The emerging Fintech industry continues to improve and enhance every day financial activities across the modern world. From plain old internet banking through to ‘robo-advice’ and from online challenger banks through to money transfer and digital payments, Fintech has become such a large part of our lives that most of us take it for granted. Outside of our little bubble however, it has huge potential to have a profound global impact in improving the economic conditions and access for individuals in the developing World.

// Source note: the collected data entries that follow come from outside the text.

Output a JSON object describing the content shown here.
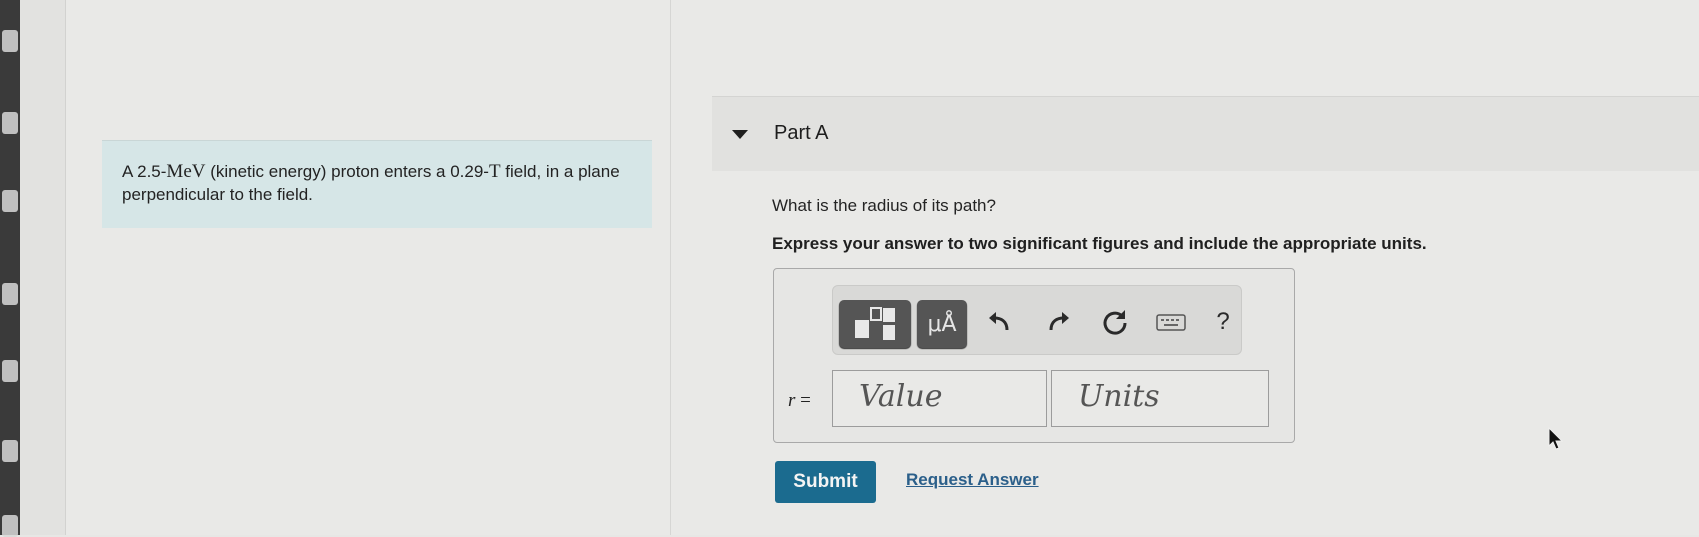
{
  "problem": {
    "text_prefix": "A 2.5-",
    "unit_mev": "MeV",
    "text_mid": " (kinetic energy) proton enters a 0.29-",
    "unit_t": "T",
    "text_suffix": " field, in a plane perpendicular to the field."
  },
  "part": {
    "title": "Part A",
    "question": "What is the radius of its path?",
    "instruction": "Express your answer to two significant figures and include the appropriate units."
  },
  "toolbar": {
    "templates_icon": "templates-icon",
    "units_label": "μÅ",
    "undo_icon": "undo-icon",
    "redo_icon": "redo-icon",
    "reset_icon": "reset-icon",
    "keyboard_icon": "keyboard-icon",
    "help_label": "?"
  },
  "answer": {
    "variable": "r",
    "equals": " =",
    "value_placeholder": "Value",
    "units_placeholder": "Units"
  },
  "actions": {
    "submit_label": "Submit",
    "request_label": "Request Answer"
  },
  "colors": {
    "submit_bg": "#1b6b8f",
    "problem_bg": "#d6e6e7",
    "link": "#2b5f8a"
  }
}
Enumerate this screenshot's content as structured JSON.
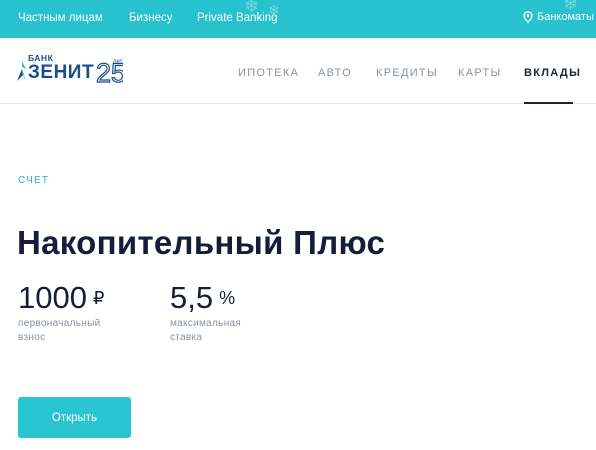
{
  "topbar": {
    "links": [
      "Частным лицам",
      "Бизнесу",
      "Private Banking"
    ],
    "atm_label": "Банкоматы"
  },
  "logo": {
    "bank": "БАНК",
    "name": "ЗЕНИТ",
    "anniversary": "25",
    "years": "лет"
  },
  "nav": {
    "items": [
      "ИПОТЕКА",
      "АВТО",
      "КРЕДИТЫ",
      "КАРТЫ",
      "ВКЛАДЫ"
    ],
    "active": "ВКЛАДЫ"
  },
  "hero": {
    "eyebrow": "СЧЕТ",
    "title": "Накопительный Плюс",
    "stats": [
      {
        "value": "1000",
        "unit": "₽",
        "caption_line1": "первоначальный",
        "caption_line2": "взнос"
      },
      {
        "value": "5,5",
        "unit": "%",
        "caption_line1": "максимальная",
        "caption_line2": "ставка"
      }
    ],
    "button_label": "Открыть"
  },
  "colors": {
    "accent": "#27c2cd",
    "button": "#29c6d1",
    "brand": "#1a4f8b",
    "title": "#161d3a"
  }
}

31% of the world's adult population do not have a bank account, locking them out of the core conditions for economic empowerment and denying them access to borrowing, saving or investing money. Shanu Hinduya, Chair of Hinduya Bank, points out that denying those in developing countries access to financial services could be helping to maintain a cycle of poverty, writing, “financial inclusion is a fundamental step towards escaping poverty.” Fintech could be a key proponent in solving these issues but yet for many it’s not quite there yet.
The challenge in developing countries is not necessarily that the basic infrastructure isn’t there but rather that it doesn’t fit the needs of its consumers. Two thirds of unbanked adults across the world own a mobile phone. However through inconvenient access, a mismatch between customer needs and product design, as well as a lack of financial literacy, accounts remain unopened or inactive. In fact, in India 240 million adults have a mobile phone but do not use their bank accounts, a fact that could actually be costing them money.
In countries where remittances are common, sending money to family and friends can be costly. The use of Fintech, in place of manual payments could halve those costs. According to Xoom, an electronic funds transfer provider, on average digital remittances cost just 3.93% of the amount sent compared to 7.42% across all other transfer types. Countries that have seen a commitment from Fintech services have benefitted greatly from easier remittance payments.
Leading digital money transfer service, WorldRemit, signed a direct partnership with Safaricom in 2018 to enable instant cross-border money transfers in Kenya, a country which now sees 97% of account owners using digital payments and which relies on remittance as one of the nation’s top earners. Increased access to digital money transfer and reduced costs for consumers should therefore have a major impact. This impact will be seen both in the country’s economic growth as a whole and in facilitating economic inclusion for individuals.
There is great hope for the future, with success stories coming thick and fast across the world. In China, adults making digital payments has leapt from 44% to 68% in just two years, thanks to improvements to the services available. Similarly, in Brazil (although the numbers are still comparatively low) the share of account owners using the internet to pay bills or purchase items has almost doubled.
The true impact of these changes is most clear when you look at Fintech firm Tala who are currently targeting developing countries. Of the 1.5 million customers who have currently been able to access their loans, 70% have either used the money to start a business or to expand an existing one, adding to the economy of their country and driving wealth share onwards.
It’s exciting to hear these stories and truly proves the importance of making technology accessible to all. With 40% of CEO’s across Africa indicating that the digital space is their number one priority, I can only see this gaining further traction.